RESEARCHERS SUCCESSFULLY TURN ABANDONED OIL WELL INTO GIANT GEOTHERMAL BATTERY

29 Jan 2023   

Battery Cage

Researchers have successfully turned an abandoned oil and gas well into a geothermal energy storage system, repurposing a once-polluting resource extraction site into what they say amounts to a green energy battery.

As detailed in a new study published in the journal Renewable Energy, the researchers from the University of Illinois Urbana-Champaign were able to make use of the deep subsurface structure, despite the fact that it doesn't actually produce geothermal energy.

That's because they found it was the perfect place to build an artificial geothermal reservoir, which stores energy in the form of heat in the surrounding rocks.
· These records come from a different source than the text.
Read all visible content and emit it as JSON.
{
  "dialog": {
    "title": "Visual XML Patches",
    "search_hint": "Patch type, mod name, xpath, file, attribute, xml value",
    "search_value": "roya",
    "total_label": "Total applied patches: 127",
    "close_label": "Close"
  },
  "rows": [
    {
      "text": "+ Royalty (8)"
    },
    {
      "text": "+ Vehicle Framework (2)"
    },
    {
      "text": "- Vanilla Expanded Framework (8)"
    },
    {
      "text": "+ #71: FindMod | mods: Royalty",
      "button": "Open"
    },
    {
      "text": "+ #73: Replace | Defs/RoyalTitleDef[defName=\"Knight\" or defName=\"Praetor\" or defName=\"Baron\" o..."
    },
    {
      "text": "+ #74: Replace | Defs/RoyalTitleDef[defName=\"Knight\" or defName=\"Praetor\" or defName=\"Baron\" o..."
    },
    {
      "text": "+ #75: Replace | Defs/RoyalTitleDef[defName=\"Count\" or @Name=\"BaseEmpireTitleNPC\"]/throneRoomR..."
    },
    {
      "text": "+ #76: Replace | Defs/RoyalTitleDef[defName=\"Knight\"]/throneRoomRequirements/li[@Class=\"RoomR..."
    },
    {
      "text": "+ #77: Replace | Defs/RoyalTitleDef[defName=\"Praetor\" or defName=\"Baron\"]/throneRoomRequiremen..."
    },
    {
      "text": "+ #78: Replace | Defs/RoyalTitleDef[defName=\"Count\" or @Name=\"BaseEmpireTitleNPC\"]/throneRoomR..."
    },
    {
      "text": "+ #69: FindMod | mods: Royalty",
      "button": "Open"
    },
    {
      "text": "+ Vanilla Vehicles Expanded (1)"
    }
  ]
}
"Many of the same properties that make a subsurface rock formation ideal for oil and gas extraction also make it ideal for geothermal storage," said lead researcher Tugce Baser, an environmental engineering professor at the University of Illinois, in a statement. "And because our test site is a former gas well, it already has most of the needed infrastructure in place."

Win-Win

The long-term vision is to store excess heat from nearby industry underground and release it as electric power when demand is high.

"The underground reservoir essentially acts as a large underground battery while repurposing abandoned oil and gas wells," Baser said. "It is a win-win situation."

The Illinois Basin, a large geological feature that stretches underneath almost the entire state, contains spongelike rock and minerals with excellent thermal conductivity. Insulating layers ensure that all the heat doesn't get dissipated immediately.

Heat Injection

In a test, Baser and his team injected water preheated to 122 degrees Fahrenheit into a layer of porous sandstone 3,000 feet under the surface using the abandoned oil well.

The results were surprising.

"Our field results, combined with further numerical modeling, find that the process can sustain a thermal storage efficiency of 82 percent," Baser said.

According to the new study, it would even be an economically viable and even profitable system, producing electricity at a competitive $0.138 per kilowatt-hour.

"Our findings show that the Illinois Basin can be an effective means to store excess heat energy from industrial sources and eventually more sustainable sources like wind and solar," Baser concluded.